The business world can be tough, and even some of the best global companies that have survived for decades are not invincible.
Businesses that once seemed to be on top of the world have had huge fraud scandals occur, are plagued by recession, or have failed to keep up.
Toys R Us
This was the toy store that nobody wanted to say goodbye to.
Toys R Us had a legacy lasting nearly seven decades by the time it filed for bankruptcy in September 2017.
The first store opened in Washington DC in 1948.
Toys R Us profited from the baby boom and economic prosperity that came after the war years.
It went on to be seen as the most important toy store in the world.
To begin with, e-commerce helped the business as Toys R Us teamed up with Amazon in 2000 as its exclusive toy retailer for a 10-year period.
However, Amazon allowed other toy companies to sell through its site before the end of the contract.
Leading Toys R Us to end the partnership.
The company sued Amazon but didn’t fully recover.
With a combination of greedy investors and poorly managed finances, the chain was forced to go bankrupt in September 2017.
However, Toys R Us has since announced it is returning to the UK later in 2022.
Thomas Cook launched his holiday tour operator in 1841.
He took roughly 500 temperance campaigners from Leicester to Loughborough to a teetotal rally by train.
The company eventually grew into an international package holiday provider.
European tours started in 1855 and trips to America were launched in 1866.
Thomas Cook offered the first-ever escorted world tour in 1872.
Then by 1888, it had offices around the world.
The family sold the company in 1926, and it passed through many different people.
Under the name Thomas Cook Group, it even branched into its own airlines in 2003.
However, in 2018 the company was advised to split the business to boost the failing finances.
So, in early 2019 it closed 21 of its travel agent stores, with the company blaming an increase in online bookings.
In the first half of 2019, it reported over $1.5 billion in losses.
Then, after talks to sell most of the business to existing shareholder Chinese company Fosun Tourism fell through, Thomas Cook Group collapsed in September.
This left 150,000 British travelers stranded in various countries across the world, with the Civil Aviation Authority having to step in to pay to bring them home.
This was a family-run business based in Michigan for 40 years and was once one of the country’s biggest booksellers.
The first store was opened in Ann Arbor in 1971 by brothers Tom and Louis Borders.
Within the year, the franchise grew to 21 bookstore locations.
Thinking that they were onto something big, the Borders brothers sold the chain to Kmart in 1992 for about $125 million.
Under Kmart’s control, it continued to grow Borders’ empire during the 1990s, combining it with another of its book brands, Waldenbooks.
Unfortunately, the popularity of bookstores dropped.

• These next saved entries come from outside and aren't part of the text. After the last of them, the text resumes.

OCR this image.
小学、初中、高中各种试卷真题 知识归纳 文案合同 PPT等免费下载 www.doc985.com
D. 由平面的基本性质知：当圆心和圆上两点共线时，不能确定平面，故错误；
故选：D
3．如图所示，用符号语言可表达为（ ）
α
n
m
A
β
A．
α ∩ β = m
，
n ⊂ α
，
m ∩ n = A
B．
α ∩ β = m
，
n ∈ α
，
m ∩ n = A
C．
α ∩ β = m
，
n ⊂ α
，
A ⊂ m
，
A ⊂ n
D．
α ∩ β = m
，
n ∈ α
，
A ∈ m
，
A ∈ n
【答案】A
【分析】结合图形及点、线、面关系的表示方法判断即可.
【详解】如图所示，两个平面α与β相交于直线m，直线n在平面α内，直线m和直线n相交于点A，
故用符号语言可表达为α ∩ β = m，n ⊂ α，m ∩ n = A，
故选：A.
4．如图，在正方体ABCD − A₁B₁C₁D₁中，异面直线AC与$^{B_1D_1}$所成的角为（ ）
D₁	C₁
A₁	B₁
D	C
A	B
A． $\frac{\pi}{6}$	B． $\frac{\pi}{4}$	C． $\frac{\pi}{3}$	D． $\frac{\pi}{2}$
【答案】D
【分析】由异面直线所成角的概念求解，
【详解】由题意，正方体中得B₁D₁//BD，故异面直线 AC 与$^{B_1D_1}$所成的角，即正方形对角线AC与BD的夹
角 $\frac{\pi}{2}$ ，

This was because the popularity of Amazon, e-readers, and online shopping grew.
In 2011, the original store in Ann Arbor closed and the company declared itself background.
Blockbuster was an American-based home movie and video game rental business.

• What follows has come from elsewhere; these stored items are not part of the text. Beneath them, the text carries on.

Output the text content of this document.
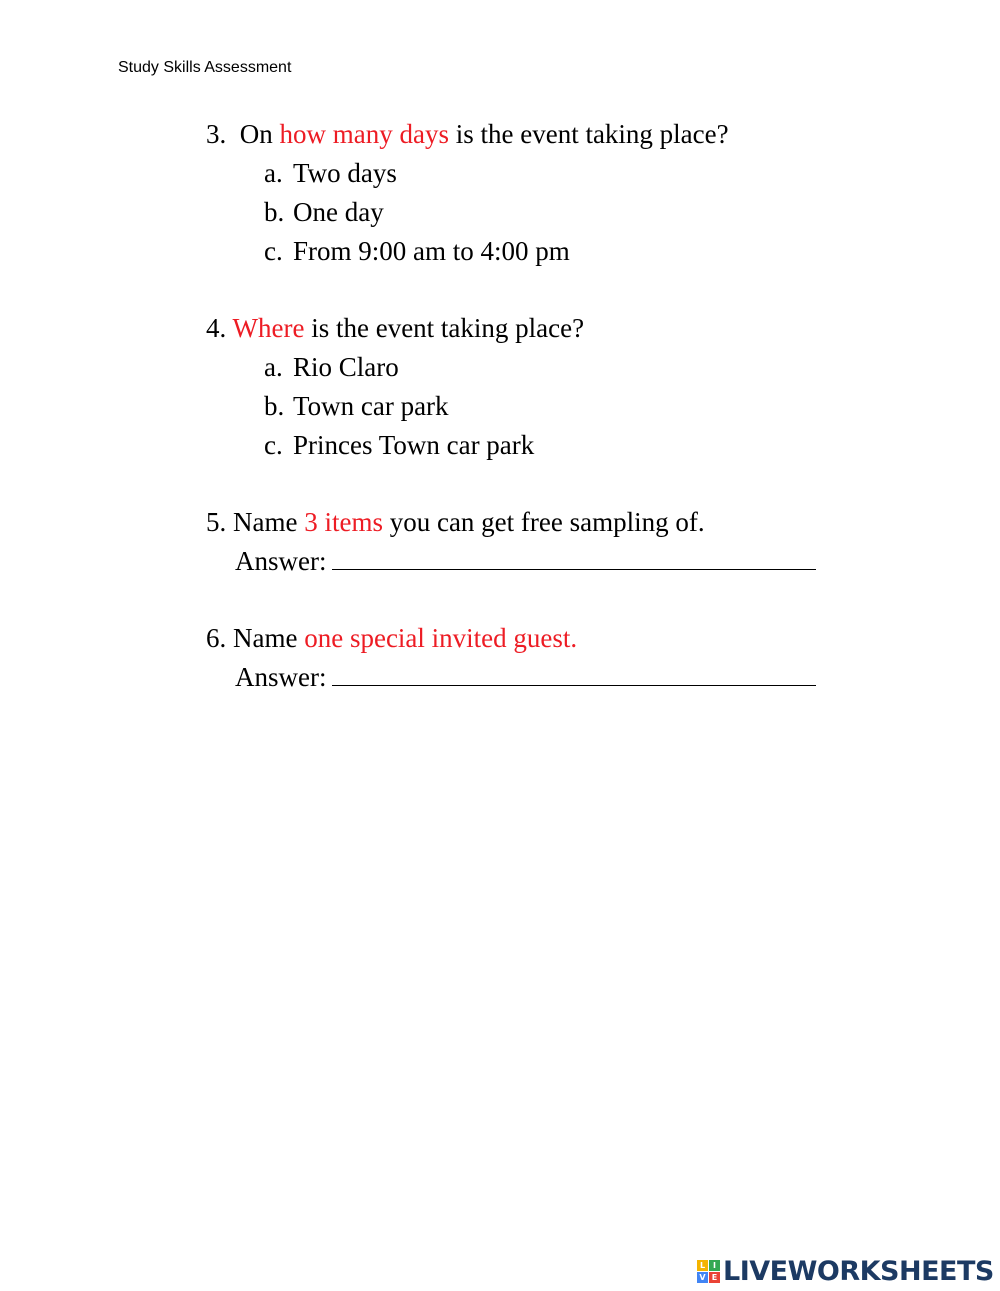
Study Skills Assessment
3. On how many days is the event taking place?
a. Two days
b. One day
c. From 9:00 am to 4:00 pm
4. Where is the event taking place?
a. Rio Claro
b. Town car park
c. Princes Town car park
5. Name 3 items you can get free sampling of.
Answer:
6. Name one special invited guest.
Answer:
L I
V E LIVEWORKSHEETS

It operated through video rental stores and then moved into online DVD-by-mail and streaming services.
However, the company got caught up in internal feuds when the CEO, who was keen to promote subscription-based rental and streaming, was fired and the services were scaled back.
As we know from the success of streaming services such as Netflix, that was a huge mistake.
Hit hard by the collapse of the Lehman Brothers bank in 2008, Blockbuster was left $350 million in debt and filed for bankruptcy in the US in 2010.
The movie rental chain isn’t completely dead as one store is still open in Bend, Oregon, which has managed to stay alive thanks to a combination of loyal customers and visitors.
Woolworths was a mass-market retailer founded in 1879.
It established many retail standards which are still used today.
In the US, Woolworths ‘five-and-dime store’ model grew as the company quickly got more land and expanded.
However, this eventually bring its undoing, as in the first quarter of 1997 the chain suffered operating losses of $24 million, compared to a loss of $37 million for the whole of 1996.
It wasn’t able to turn around so, Woolworths announced in July 1997 it would close more than 400 five-and-dime stores in the US, with 9,200 jobs lost and a $223 million charge for discontinued operations.
In 2001, the original parent company changed its name to Foot Locker, which is now the largest athletic shoe company in the world with more than 3,000 stores.
Despite being sold off, the UK arm of Woolworth’s empire also finally went under in 2009.